Les Predators, qui ont complètement dominé les Ducks mardi, peuvent compter sur de bruyants partisans dans un des amphithéâtres les plus intimidants des 20 dernières années dans la LNH.

Plein les bras et les oreilles à Nashville

Les séries peuvent être épuisantes. Avoir joué quatre matchs en sept jours commence d'ailleurs à déranger les Ducks sur le plan physique. Et affronter les Predators de Nashville dans un des amphithéâtres les plus intimidants de la LNH lors des 20 dernières années n'aide en rien la cause d'Anaheim.

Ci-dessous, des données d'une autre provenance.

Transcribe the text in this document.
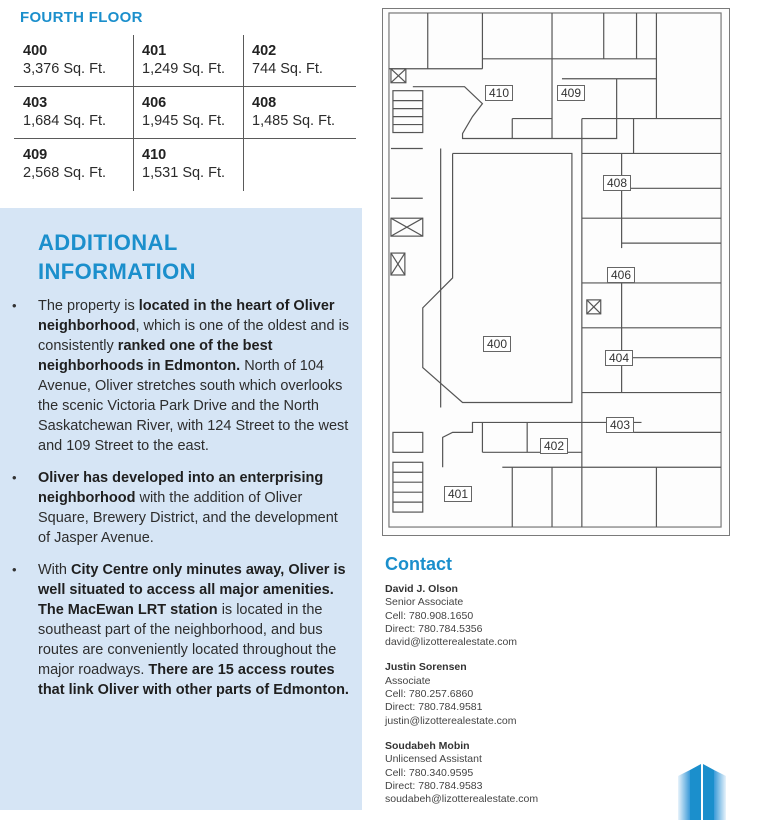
FOURTH FLOOR
400
3,376 Sq. Ft.
401
1,249 Sq. Ft.
402
744 Sq. Ft.
403
1,684 Sq. Ft.
406
1,945 Sq. Ft.
408
1,485 Sq. Ft.
409
2,568 Sq. Ft.
410
1,531 Sq. Ft.
ADDITIONAL
INFORMATION
• The property is located in the heart of Oliver neighborhood, which is one of the oldest and is consistently ranked one of the best neighborhoods in Edmonton. North of 104 Avenue, Oliver stretches south which overlooks the scenic Victoria Park Drive and the North Saskatchewan River, with 124 Street to the west and 109 Street to the east.
• Oliver has developed into an enterprising neighborhood with the addition of Oliver Square, Brewery District, and the development of Jasper Avenue.
• With City Centre only minutes away, Oliver is well situated to access all major amenities. The MacEwan LRT station is located in the southeast part of the neighborhood, and bus routes are conveniently located throughout the major roadways. There are 15 access routes that link Oliver with other parts of Edmonton.
410	409
408
406
400
404
403
402
401
Contact
David J. Olson
Senior Associate
Cell: 780.908.1650
Direct: 780.784.5356
david@lizotterealestate.com
Justin Sorensen
Associate
Cell: 780.257.6860
Direct: 780.784.9581
justin@lizotterealestate.com
Soudabeh Mobin
Unlicensed Assistant
Cell: 780.340.9595
Direct: 780.784.9583
soudabeh@lizotterealestate.com
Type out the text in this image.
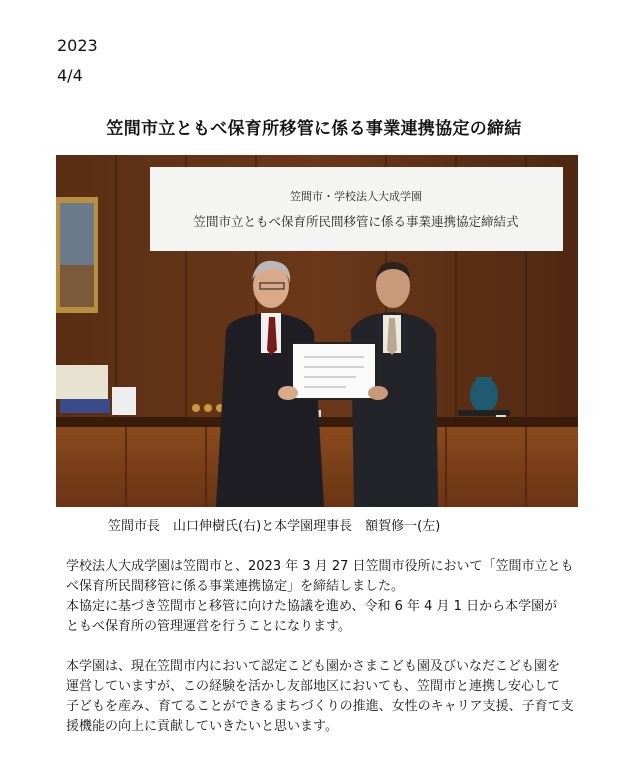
2023
4/4
笠間市立ともべ保育所移管に係る事業連携協定の締結
笠間市・学校法人大成学園
笠間市立ともべ保育所民間移管に係る事業連携協定締結式
笠間市長　山口伸樹氏(右)と本学園理事長　額賀修一(左)

学校法人大成学園は笠間市と、2023 年 3 月 27 日笠間市役所において「笠間市立とも
べ保育所民間移管に係る事業連携協定」を締結しました。
本協定に基づき笠間市と移管に向けた協議を進め、令和 6 年 4 月 1 日から本学園が
ともべ保育所の管理運営を行うことになります。

本学園は、現在笠間市内において認定こども園かさまこども園及びいなだこども園を
運営していますが、この経験を活かし友部地区においても、笠間市と連携し安心して
子どもを産み、育てることができるまちづくりの推進、女性のキャリア支援、子育て支
援機能の向上に貢献していきたいと思います。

L'entraîneur-chef Randy Carlyle a mentionné mercredi que ses hommes avaient manqué d'énergie après avoir pris les devants 1-0 lors de la deuxième période du troisième duel de la finale de l'Ouest, mardi. Les Predators ont inscrit deux buts au troisième vingt, sans compter les deux qui ont été refusés, pour prendre les devants 2-1 dans la série.
Carlyle a affirmé que ses Ducks ont manqué d'émotion et il a donné du crédit aux Predators, qui leur ont fait la vie dure. Il faut toutefois noter que sa troupe a amorcé cette série moins de 48 heures après avoir éliminé les Oilers d'Edmonton lors de la septième partie.
«Tu prends du recul et tu te dis qu'il y a une semaine, tu disputais un septième match et tu luttais pour ta survie», a observé Carlyle. «Ça nous permet de mieux comprendre cet épuisement de la part de nos joueurs.»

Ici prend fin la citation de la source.